What a silly question with such a simple answer, “Yes, of course you can use one root cause analysis tool for Quality, Safety, Production, IT, Cost, and Maintenance Issues!” Soooo, why don’t we? I can hear all the functional division leaders from each corner of your company yelling, “Nooo, you can’t!”

The disagreement of which root cause analysis tools are used by who actually starts with the creation of internal company functional silos. Companies that run smoothly almost transparently as one unit realize that Quality, Safety, Production, IT, Cost, and Maintenance Departments impact each other, either positively or negatively, and should use similar tools during root cause analysis to enhance root cause analysis communication between departments. Unfortunately, this unison is not often common. Let’s break it down a little.

IT (Information Technology) – often focuses on rapid root cause diagnosis and analysis.

Quality – tends to focus on the 8 Basic Quality Tools and Lean Activities with different variations in the sequence of root cause analysis.

Safety – focuses on root cause analysis tied to hazard and risk to reduce Health, Safety and Environment Issues.

Production – is probably the closest tied to quality and cost reduction issues, whereas safety is more often viewed as cost aversion. The problem solving tools utilized here are often tied to the Quality and Cost root cause analysis tools to ensure production is met and the company makes money.
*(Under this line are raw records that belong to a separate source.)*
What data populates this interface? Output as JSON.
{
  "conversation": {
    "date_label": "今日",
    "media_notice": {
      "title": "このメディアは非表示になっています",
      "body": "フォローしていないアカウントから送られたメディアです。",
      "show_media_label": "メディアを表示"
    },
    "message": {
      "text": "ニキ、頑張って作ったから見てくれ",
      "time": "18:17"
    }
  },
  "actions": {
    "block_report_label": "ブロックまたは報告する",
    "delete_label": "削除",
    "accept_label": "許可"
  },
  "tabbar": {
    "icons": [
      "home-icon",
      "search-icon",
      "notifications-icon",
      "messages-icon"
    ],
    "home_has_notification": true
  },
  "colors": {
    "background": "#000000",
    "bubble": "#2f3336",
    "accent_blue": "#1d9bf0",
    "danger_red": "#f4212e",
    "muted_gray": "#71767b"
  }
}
Maintenance – is focused on operational efficiencies and cost to run and maintain the equipment. Often tied to Quality and Production root cause analysis tools but more tied to equipment specifics.

Cost – everybody needs to know where the money goes and if we have enough to keep the business alive. Financial knower’s in the company get tasked by many of the departments listed above, some departments more than others. Their root cause analysis tools are more tied to transactional processes.

Now that the different company functions listed above are established, what often happens next is that the department leaders search for root cause analysis tools created just for their types of problems and the silo walls between departments get even bigger. Why? Simple, the specific function tools often only look for issues and causes tied to their specific issues. So what’s wrong with that you ask?

Input – Process – Output across your Company’s Work Processes

What each functional department changes or produces impacts another department either upstream or downstream from that department. Root cause analysis tools that are too functionally specific tend to not explore or encourage multi-department discussions during root cause analysis. If the tools don’t talk your language, they do not apply to you or in some cases, the company does not think you need to be trained in the other tools.

Case in point, as a lean six sigma black belt in a previous company, I spent my last year in manufacturing mentoring our safety department in quality tools. No one from safety had ever attended our quality training that we taught internally, even though we taught classes every month. Operations and Maintenance employees attended the training because they were more tied to the return on investment company costs.

Break the silo department barriers, look for a root cause analysis process that can tie Quality, Safety, Production, IT, Cost, and Maintenance Department issues together to help solve problems as one.

For over 28 years, System Improvements has prided itself in having a standard root cause analysis process called TapRooT®. No matter what the problem being analyzed they all start with Defining the Worst Consequence that Occurred, Identifying What Happened and How It Happened and then Why. We also teach and include Corrective Actions that are global industry best practices.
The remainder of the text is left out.